Our case series describes significantly better outcomes than those reported in the literature. Despite the poor local recurrence and survival rates previously reported, our patients in cases 1 and 2 have survived recurrence-free for 45 and 37 months posttreatment, respectively. Our patient in case 3 has also yet to show recurrence while undergoing their adjuvant radiation therapy. These high rates of recurrence-free survival are most likely due to obtaining negative surgical margins (66.7% of our cases) as well as utilizing adjuvant radiotherapy. As stated previously, the increased radiation treatment dose delivered may also have contributed to decreased recurrence rates.
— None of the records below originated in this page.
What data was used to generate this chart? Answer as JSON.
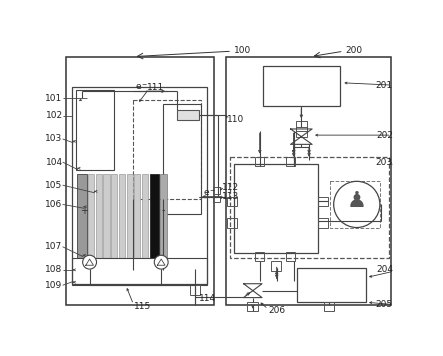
{
  "fig_width": 4.43,
  "fig_height": 3.56,
  "dpi": 100,
  "lc": "#444444",
  "lw_main": 1.0,
  "lw_thin": 0.7,
  "fs": 6.5,
  "bg": "#f5f5f5"
}
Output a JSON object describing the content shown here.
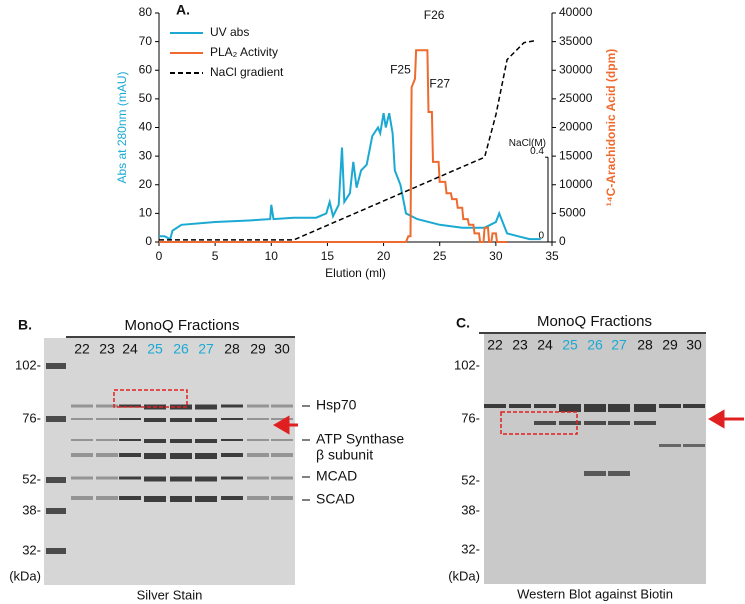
{
  "panel_a": {
    "label": "A.",
    "chart_data": {
      "type": "line",
      "x_label": "Elution (ml)",
      "y_label": "Abs at 280nm (mAU)",
      "y2_label": "¹⁴C-Arachidonic Acid (dpm)",
      "xlim": [
        0,
        35
      ],
      "xticks": [
        0,
        5,
        10,
        15,
        20,
        25,
        30,
        35
      ],
      "ylim": [
        0,
        80
      ],
      "yticks": [
        0,
        10,
        20,
        30,
        40,
        50,
        60,
        70,
        80
      ],
      "y2lim": [
        0,
        40000
      ],
      "y2ticks": [
        0,
        5000,
        10000,
        15000,
        20000,
        25000,
        30000,
        35000,
        40000
      ],
      "y3_label": "NaCl(M)",
      "y3lim": [
        0,
        1.08
      ],
      "y3ticks": [
        0,
        0.4
      ],
      "legend": "top-left",
      "series": [
        {
          "name": "UV abs",
          "color": "#1ba9d3",
          "axis": "y",
          "dash": false,
          "x": [
            0,
            0.5,
            1,
            1.2,
            2,
            5,
            8,
            9.9,
            10,
            10.2,
            12,
            14,
            14.9,
            15.2,
            15.5,
            16,
            16.3,
            16.5,
            17,
            17.3,
            17.6,
            18,
            18.5,
            19,
            19.5,
            19.7,
            20,
            20.2,
            20.5,
            20.8,
            21,
            21.5,
            22,
            23,
            25,
            27,
            29,
            30,
            30.3,
            30.6,
            31,
            32,
            33,
            34
          ],
          "values": [
            2,
            2,
            1,
            4,
            6,
            7,
            7.5,
            8,
            13,
            8,
            8.5,
            8.5,
            10,
            14,
            9,
            13,
            33,
            14,
            17,
            28,
            19,
            25,
            27,
            37,
            40,
            38,
            45,
            40,
            45,
            38,
            25,
            20,
            10,
            8,
            6,
            5,
            5,
            7,
            10,
            7,
            3,
            2,
            1,
            1
          ]
        },
        {
          "name": "PLA₂ Activity",
          "color": "#ee6a2e",
          "axis": "y2",
          "dash": false,
          "x": [
            0,
            22,
            22.2,
            22.4,
            22.5,
            22.8,
            22.9,
            23.9,
            24.0,
            24.3,
            24.4,
            24.9,
            25.0,
            25.5,
            25.6,
            26,
            26.1,
            26.5,
            26.6,
            27,
            27.1,
            27.5,
            27.6,
            28,
            28.1,
            28.5,
            28.6,
            28.9,
            29,
            29.3,
            29.4,
            29.6,
            29.7,
            30,
            30.1,
            31
          ],
          "values": [
            0,
            0,
            1000,
            1000,
            27000,
            28500,
            33500,
            33500,
            22700,
            22700,
            14000,
            14000,
            10500,
            10500,
            8500,
            8500,
            7500,
            7500,
            6000,
            6000,
            4000,
            4000,
            3000,
            3000,
            1500,
            1500,
            0,
            0,
            2500,
            2500,
            0,
            0,
            1500,
            1500,
            0,
            0
          ]
        },
        {
          "name": "NaCl gradient",
          "color": "#000000",
          "axis": "y3",
          "dash": true,
          "x": [
            0,
            1,
            12,
            29,
            30,
            31,
            32.5,
            33.5
          ],
          "values": [
            0.01,
            0.01,
            0.01,
            0.4,
            0.6,
            0.86,
            0.94,
            0.95
          ]
        }
      ],
      "annotations": [
        {
          "text": "F25",
          "x": 21.5,
          "y2": 30000
        },
        {
          "text": "F26",
          "x": 24.5,
          "y2": 39500
        },
        {
          "text": "F27",
          "x": 25,
          "y2": 27500
        }
      ]
    }
  },
  "panel_b": {
    "label": "B.",
    "header": "MonoQ Fractions",
    "lanes": [
      "22",
      "23",
      "24",
      "25",
      "26",
      "27",
      "28",
      "29",
      "30"
    ],
    "lane_colors": [
      "#111",
      "#111",
      "#111",
      "#1ba9d3",
      "#1ba9d3",
      "#1ba9d3",
      "#111",
      "#111",
      "#111"
    ],
    "markers": [
      "102-",
      "76-",
      "52-",
      "38-",
      "32-",
      "(kDa)"
    ],
    "band_labels": [
      "Hsp70",
      "ATP Synthase",
      "β subunit",
      "MCAD",
      "SCAD"
    ],
    "caption": "Silver Stain"
  },
  "panel_c": {
    "label": "C.",
    "header": "MonoQ Fractions",
    "lanes": [
      "22",
      "23",
      "24",
      "25",
      "26",
      "27",
      "28",
      "29",
      "30"
    ],
    "lane_colors": [
      "#111",
      "#111",
      "#111",
      "#1ba9d3",
      "#1ba9d3",
      "#1ba9d3",
      "#111",
      "#111",
      "#111"
    ],
    "markers": [
      "102-",
      "76-",
      "52-",
      "38-",
      "32-",
      "(kDa)"
    ],
    "caption": "Western Blot against Biotin"
  }
}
While we do not yet have 5-year post-treatment results, these recurrence and survival rates at 3 years post-treatment are promising results.
4. Conclusion
This case series reports on three instances of MPNSTs of the head and neck. Since they are very rare neoplasms, literature remains sparse on the prognostic factors and ideal treatment methods to control these tumors. While surgical excision with negative margins and radiation therapy seems to be the current mainstay, the prognosis historically remains poor. Nonetheless, careful follow-up in patients with NF1 and timely diagnosis and treatment is necessary. Research into new therapies, including possible molecularly targeted therapeutics, needs further study in order to continue to improve local control and survival rates.
Conflict of Interests
The authors declare that there is no conflict of interests regarding the publication of this paper.